Довезли. Сочи. На стол. Операцию делает главный хирург Черноморского военного флота Б. А. Петров. Ампутация. Операция. Тяжелейшая. Но и после нее — лучше не стало. Это понимали врачи. Это понимал и сам И.

Ему становилось хуже. Еще хуже. И. продиктовал телеграмму.

В два адреса.

Один — в Ставку Верховного Главнокомандующего.

Второй — Народному комиссару Военно-Морского Флота.

В случае смерти просит назвать его именем один из новостроящихся эсминцев.

Ответ был получен. За подписями Верховного Главнокомандующего и Народного комиссара Военно-Морского Флота:

«Сочи. Адмиралу Исакову. Не теряйте мужества, крепитесь. По мнению врачей, вы можете выздороветь. Ваша жена вылетела к Вам. В случае трагического исхода лучший эсминец Черноморского флота будет назван «Адмирал Исаков». Желаем здоровья».

И. остался жить.

Но «подлый осколок в култышке» тоже остался жить вместе с И.

И жил вместе с ним еще двадцать пять лет.

Когда боли становились невыносимыми, в квартире И. закрывались все двери. Гасился свет. Выключался телефон…

Ольга Васильевна, жена И., которую он встретил и полюбил еще в гражданскую, на Каспии, командуя эскадренным миноносцем на Волжско-Каспийской флотилии, — «матрос Лелька», как он представлял ее с той далекой поры, — ходила бесшумно по квартире, ухаживала за И. безмолвно, не тратя, как и он, лишних слов.
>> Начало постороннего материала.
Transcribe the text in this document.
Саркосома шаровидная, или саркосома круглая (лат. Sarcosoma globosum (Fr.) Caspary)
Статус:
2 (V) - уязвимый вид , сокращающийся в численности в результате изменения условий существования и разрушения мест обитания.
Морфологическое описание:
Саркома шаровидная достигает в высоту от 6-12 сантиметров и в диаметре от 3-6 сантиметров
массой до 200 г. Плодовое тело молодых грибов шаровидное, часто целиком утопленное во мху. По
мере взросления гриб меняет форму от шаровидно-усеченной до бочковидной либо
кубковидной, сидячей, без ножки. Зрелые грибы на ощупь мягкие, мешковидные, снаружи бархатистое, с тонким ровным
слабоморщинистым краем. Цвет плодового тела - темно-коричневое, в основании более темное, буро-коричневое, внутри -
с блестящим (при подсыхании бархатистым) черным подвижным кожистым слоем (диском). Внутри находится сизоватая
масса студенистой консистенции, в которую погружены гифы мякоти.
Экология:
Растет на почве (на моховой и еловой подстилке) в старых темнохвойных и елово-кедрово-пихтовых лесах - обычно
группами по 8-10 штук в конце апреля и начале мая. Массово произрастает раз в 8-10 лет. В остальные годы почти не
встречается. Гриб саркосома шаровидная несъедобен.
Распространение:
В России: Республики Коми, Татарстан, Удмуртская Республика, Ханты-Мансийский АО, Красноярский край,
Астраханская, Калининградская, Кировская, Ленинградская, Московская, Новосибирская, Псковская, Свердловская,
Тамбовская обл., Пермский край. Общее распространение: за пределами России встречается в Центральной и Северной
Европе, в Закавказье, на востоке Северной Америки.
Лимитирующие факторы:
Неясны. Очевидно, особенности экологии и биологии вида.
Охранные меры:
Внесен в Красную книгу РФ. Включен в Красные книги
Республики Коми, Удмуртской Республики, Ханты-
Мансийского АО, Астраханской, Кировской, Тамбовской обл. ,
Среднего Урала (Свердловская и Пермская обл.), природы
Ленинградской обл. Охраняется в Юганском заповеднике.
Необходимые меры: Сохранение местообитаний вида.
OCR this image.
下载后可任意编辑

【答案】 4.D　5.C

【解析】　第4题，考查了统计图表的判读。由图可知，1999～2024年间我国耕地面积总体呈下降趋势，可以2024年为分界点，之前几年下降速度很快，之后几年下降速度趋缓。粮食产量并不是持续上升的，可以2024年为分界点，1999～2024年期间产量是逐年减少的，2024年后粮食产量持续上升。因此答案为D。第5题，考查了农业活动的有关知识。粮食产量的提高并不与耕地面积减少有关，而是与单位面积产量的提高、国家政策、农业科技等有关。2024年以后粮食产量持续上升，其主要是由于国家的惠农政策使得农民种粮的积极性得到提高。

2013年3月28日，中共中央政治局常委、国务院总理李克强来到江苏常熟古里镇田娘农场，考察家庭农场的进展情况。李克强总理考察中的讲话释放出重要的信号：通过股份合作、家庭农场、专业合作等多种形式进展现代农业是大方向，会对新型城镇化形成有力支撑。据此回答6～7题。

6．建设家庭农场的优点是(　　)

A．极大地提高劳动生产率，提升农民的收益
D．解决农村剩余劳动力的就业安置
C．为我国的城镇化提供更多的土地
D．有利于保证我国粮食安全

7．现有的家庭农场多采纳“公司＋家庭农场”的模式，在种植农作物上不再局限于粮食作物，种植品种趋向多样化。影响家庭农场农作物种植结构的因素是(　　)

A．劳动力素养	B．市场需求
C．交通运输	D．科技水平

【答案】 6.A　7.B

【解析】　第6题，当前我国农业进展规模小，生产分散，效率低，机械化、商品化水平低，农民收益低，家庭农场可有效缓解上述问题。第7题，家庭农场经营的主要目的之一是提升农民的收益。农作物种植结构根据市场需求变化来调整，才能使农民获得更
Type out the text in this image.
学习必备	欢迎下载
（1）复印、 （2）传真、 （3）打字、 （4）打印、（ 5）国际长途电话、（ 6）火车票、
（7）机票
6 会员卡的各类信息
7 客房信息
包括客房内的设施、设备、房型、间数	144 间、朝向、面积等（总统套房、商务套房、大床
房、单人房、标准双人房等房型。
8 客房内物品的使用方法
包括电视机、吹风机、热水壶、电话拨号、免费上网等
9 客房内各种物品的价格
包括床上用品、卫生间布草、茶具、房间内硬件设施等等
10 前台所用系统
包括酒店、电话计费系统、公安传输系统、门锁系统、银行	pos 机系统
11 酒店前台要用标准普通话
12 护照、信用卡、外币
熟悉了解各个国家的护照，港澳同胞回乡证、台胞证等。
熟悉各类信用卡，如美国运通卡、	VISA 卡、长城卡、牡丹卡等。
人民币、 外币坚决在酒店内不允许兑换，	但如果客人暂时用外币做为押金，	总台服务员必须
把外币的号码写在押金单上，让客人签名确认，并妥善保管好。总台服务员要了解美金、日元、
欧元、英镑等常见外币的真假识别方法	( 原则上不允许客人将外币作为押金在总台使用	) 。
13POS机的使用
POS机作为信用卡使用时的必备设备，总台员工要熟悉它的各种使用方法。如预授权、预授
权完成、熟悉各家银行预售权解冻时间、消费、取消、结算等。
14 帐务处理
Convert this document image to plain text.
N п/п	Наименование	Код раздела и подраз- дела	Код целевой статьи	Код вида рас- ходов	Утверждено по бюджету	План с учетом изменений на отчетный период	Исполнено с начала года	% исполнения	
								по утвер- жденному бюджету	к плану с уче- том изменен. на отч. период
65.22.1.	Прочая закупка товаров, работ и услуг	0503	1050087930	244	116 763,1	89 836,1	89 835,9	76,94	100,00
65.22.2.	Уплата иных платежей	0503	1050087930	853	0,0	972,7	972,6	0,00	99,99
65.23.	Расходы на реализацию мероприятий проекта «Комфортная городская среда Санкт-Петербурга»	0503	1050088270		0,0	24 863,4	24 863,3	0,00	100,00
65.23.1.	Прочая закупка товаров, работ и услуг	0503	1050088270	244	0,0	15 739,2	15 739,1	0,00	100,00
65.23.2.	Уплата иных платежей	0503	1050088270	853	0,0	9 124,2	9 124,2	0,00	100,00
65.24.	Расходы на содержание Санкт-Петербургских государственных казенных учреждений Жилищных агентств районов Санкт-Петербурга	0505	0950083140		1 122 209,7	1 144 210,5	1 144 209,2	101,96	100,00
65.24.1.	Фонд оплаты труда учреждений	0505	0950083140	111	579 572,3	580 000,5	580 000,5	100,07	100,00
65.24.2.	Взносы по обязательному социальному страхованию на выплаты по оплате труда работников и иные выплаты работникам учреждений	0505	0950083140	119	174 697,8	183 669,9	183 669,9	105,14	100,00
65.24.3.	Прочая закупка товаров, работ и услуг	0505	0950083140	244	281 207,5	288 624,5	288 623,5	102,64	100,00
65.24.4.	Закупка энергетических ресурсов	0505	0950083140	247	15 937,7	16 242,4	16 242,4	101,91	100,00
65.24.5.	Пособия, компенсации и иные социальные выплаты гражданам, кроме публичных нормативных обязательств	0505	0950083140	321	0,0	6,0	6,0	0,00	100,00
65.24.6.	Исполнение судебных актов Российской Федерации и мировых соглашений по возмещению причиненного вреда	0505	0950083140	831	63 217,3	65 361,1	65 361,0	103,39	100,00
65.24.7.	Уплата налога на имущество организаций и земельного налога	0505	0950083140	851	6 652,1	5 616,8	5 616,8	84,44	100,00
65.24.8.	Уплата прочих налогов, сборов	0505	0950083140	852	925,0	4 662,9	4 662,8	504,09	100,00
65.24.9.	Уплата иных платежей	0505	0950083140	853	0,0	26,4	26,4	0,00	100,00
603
И. лежал в своем кабинете, и ему казалось в эти часы страданий, что болели пальцы на несуществующей ноге…

Пик боли снижался.

И надо было вновь жить, работать и исполнять свои воинские обязанности.

Он ведь и после тяжелого ранения остался заместителем Командующего Военно-Морскими Силами и начальником Главного морского штаба.

И после войны был на воинской, морской службе.

И еще — членом-корреспондентом Академии наук СССР.

И — главным редактором Морского атласа.

И — автором многих первоклассных теоретических работ. Первой из них была книга, написанная задолго до войны. Называлась — «Циндао». О борьбе японцев против германской военно-морской базы в Китае.

И., давно разменяв шестой десяток, стал заниматься прозой.

Впервые в жизни.

Но — всерьез.

Ему было что сказать.

В конце сороковых годов Михаил Ильич Ромм решил ставить двухсерийный фильм по моему сценарию — «Адмирал Ушаков».

Сценарий долго блуждал до того закоулками киностудий, все не находились на него охотники. Студия «Мосфильм» предложила сценарий Всеволоду Пудовкину — отказался, после «Адмирала Нахимова» ему хотелось совершить прыжок из истории в современность, и стал горячо уговаривать Всеволод Илларионович написать ему сценарий о современном Военно-Морском Флоте. Но я к этому труду тогда напрочь не был готов.

Владимир Петров сказал, что писал он уже сценарий об Ушакове совместно с прозаиком Анатолием Виноградовым, автором романа «Три цвета времени», но что-то у них не сложилось, а по второму разу идти назад, в историю, к адмиралу Ушакову, у него нет, как он выразился, «творческого аппетита».

Был таковой у Сергея Юткевича, написавшего мне об этом большое письмо; был таковой и у Ефима Дзигана, постановщика «Мы из Кронштадта», но в те времена и тот и другой по разным причинам оказались не в чести у кинематографического начальства, и оно наотрез отказало обоим в их желаниях, несмотря на все ходатайства неприкаянного автора.